Guida tematica al CCNL Metalmeccanica PMI (Confapi): 21 schede operative con tabelle riepilogative, esempi, casi pratici e domande frequenti.
Argomenti trattati
Le schede coprono l’intera disciplina contrattuale: inquadramento e livelli, retribuzione, orario, ferie e permessi, malattia, congedi familiari, periodo di prova, preavviso, TFR, apprendistato, mensilità aggiuntive e welfare.
- Tabelle retributive e minimi
- Livelli, qualifiche e mansioni
- Periodo di prova
- Orario di lavoro e straordinari
- Ferie, permessi e ROL
- Malattia e infortunio
- Maternità e congedi parentali
- Tredicesima, quattordicesima e premi
- Preavviso e licenziamento
- Provvedimenti disciplinari e sanzioni
- TFR e fine rapporto
- Apprendistato
- Welfare e sanità integrativa
- Trasferta, reperibilità e indennità
- Part-time e lavoro a orario ridotto
- Mensa, buoni pasto e indennità
- Contratto a tempo determinato
- Scatti di anzianità
- Trasferimento e cambio mansioni
- Lavoro notturno, festivo e domenicale
- Dimissioni, preavviso e telematiche
I contenuti hanno finalità divulgativa e non costituiscono consulenza. Per il testo ufficiale e gli aggiornamenti del contratto si rinvia alle parti firmatarie e ai siti sindacali di categoria.
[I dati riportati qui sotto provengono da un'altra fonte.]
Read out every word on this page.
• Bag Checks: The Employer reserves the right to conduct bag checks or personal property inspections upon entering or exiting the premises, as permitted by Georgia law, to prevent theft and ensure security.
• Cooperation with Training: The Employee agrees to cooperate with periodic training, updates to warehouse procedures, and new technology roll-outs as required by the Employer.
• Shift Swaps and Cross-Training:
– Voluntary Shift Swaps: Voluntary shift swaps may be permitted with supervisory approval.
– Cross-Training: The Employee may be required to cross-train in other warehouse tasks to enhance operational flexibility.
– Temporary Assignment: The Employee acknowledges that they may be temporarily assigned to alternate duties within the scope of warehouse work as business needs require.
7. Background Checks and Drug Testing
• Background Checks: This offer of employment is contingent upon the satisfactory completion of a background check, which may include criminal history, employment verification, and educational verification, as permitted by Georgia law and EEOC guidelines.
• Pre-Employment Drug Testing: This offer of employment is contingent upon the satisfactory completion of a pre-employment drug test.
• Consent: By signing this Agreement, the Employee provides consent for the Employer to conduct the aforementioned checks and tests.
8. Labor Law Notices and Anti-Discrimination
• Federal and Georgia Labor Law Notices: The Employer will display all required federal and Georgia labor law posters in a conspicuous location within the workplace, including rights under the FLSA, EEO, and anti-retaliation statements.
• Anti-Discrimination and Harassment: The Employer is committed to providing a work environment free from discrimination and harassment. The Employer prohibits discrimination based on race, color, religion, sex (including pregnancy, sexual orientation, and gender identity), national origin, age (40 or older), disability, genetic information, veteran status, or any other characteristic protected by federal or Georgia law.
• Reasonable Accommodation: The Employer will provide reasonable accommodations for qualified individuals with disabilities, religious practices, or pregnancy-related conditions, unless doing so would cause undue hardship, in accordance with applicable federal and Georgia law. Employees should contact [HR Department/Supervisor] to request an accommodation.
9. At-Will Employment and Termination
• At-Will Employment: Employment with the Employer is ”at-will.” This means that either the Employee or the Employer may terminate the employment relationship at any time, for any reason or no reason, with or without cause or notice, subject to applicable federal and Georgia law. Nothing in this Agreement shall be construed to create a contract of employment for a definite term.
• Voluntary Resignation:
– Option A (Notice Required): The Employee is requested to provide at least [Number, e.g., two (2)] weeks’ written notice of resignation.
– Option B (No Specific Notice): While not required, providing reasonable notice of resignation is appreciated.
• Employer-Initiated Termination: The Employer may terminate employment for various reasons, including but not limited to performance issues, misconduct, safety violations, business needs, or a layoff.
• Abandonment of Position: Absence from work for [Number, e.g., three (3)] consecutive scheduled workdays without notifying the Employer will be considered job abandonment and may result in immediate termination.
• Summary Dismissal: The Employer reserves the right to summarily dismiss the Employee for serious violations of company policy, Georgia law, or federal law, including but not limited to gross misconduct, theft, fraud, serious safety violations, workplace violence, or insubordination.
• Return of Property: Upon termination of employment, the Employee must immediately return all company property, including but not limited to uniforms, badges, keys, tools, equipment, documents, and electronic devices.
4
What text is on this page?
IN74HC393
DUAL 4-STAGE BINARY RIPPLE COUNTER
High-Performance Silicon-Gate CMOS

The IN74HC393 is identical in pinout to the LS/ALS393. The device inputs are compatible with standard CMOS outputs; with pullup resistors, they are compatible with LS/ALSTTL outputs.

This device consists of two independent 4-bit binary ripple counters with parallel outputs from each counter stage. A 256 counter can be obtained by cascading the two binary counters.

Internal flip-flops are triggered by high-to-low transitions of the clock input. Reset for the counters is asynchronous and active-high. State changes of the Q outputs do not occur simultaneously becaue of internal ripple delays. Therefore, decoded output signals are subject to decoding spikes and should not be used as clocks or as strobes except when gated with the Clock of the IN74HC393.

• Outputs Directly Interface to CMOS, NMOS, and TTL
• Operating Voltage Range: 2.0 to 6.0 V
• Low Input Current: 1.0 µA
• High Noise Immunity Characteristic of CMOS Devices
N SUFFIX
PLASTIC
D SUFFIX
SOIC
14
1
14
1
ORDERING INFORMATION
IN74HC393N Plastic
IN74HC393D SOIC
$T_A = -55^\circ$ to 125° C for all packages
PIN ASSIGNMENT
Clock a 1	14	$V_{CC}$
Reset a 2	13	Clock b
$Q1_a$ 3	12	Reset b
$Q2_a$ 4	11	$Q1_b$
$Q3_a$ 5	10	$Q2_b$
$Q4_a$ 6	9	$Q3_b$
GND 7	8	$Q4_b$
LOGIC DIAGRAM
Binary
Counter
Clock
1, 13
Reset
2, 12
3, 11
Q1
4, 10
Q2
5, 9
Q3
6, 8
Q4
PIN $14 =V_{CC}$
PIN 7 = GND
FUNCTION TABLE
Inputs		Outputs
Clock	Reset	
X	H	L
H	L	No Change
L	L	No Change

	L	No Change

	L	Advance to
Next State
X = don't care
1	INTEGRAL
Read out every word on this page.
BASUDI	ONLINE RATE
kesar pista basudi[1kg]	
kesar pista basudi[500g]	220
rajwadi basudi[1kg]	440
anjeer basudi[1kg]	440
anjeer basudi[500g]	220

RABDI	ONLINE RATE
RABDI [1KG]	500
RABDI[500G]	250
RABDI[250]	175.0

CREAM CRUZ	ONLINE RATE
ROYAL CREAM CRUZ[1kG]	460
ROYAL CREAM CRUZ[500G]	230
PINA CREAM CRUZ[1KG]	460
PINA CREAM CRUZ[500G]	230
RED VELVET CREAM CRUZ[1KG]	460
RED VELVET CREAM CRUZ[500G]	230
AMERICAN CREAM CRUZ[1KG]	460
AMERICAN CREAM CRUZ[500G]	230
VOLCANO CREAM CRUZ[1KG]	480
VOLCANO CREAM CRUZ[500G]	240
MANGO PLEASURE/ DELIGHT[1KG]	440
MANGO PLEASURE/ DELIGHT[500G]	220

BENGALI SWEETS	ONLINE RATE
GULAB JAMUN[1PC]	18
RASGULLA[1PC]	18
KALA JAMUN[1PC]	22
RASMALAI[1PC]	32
Chi rientra nel CCNL Metalmeccanica PMI (Confapi)
Il contratto disciplina i rapporti di lavoro nelle piccole e medie imprese metalmeccaniche e dell’installazione di impianti, con riferimento al versante datoriale rappresentato da Unionmeccanica-Confapi. Si rivolge a operai, intermedi, impiegati e quadri impiegati nella produzione, lavorazione e montaggio dei metalli, nella meccanica di precisione, nell’elettronica e nell’impiantistica. La distinzione rispetto al contratto delle aziende industriali maggiori sta nella struttura dimensionale delle imprese coperte e in alcuni istituti specifici, pur restando comune l’impianto tecnico-professionale tipico del settore.
Istituti tipicamente regolati
L’inquadramento si articola in livelli che riflettono il contenuto professionale della mansione, dalle figure operaie generiche fino a quelle tecniche e di coordinamento. A ciascun livello corrisponde un minimo tabellare, aggiornato a ogni rinnovo e quindi da verificare sempre nel testo vigente. Tra gli istituti economici il contratto regola gli scatti di anzianità, le maggiorazioni per lavoro straordinario, notturno e festivo, e l’eventuale tredicesima mensilità. Sul piano normativo trovano disciplina il periodo di prova, i termini di preavviso differenziati per livello e anzianità, la gestione delle ferie e dei permessi (ROL), il trattamento di malattia e infortunio con il relativo periodo di comporto, oltre alle trasferte tipiche delle attività di installazione e manutenzione presso terzi.
Welfare e formazione
Il settore metalmeccanico ha sviluppato un sistema di welfare contrattuale che comprende previdenza complementare di categoria, assistenza sanitaria integrativa e, in genere, una quota di flexible benefit riconosciuta ai lavoratori. È inoltre valorizzato il diritto alla formazione, con un monte ore dedicato all’aggiornamento professionale, coerente con l’evoluzione tecnologica delle lavorazioni meccaniche ed elettroniche.
Come leggere le tabelle e dove trovare il testo
Le tabelle retributive vanno lette individuando prima il livello di inquadramento del lavoratore e poi la voce corrispondente: minimo tabellare, eventuali indennità e importo degli scatti maturati. Poiché gli importi cambiano a ogni rinnovo e con gli aumenti programmati, occorre fare riferimento alla versione aggiornata. Il testo vigente e i verbali di rinnovo si reperiscono presso le parti firmatarie e sui siti delle organizzazioni sindacali di categoria.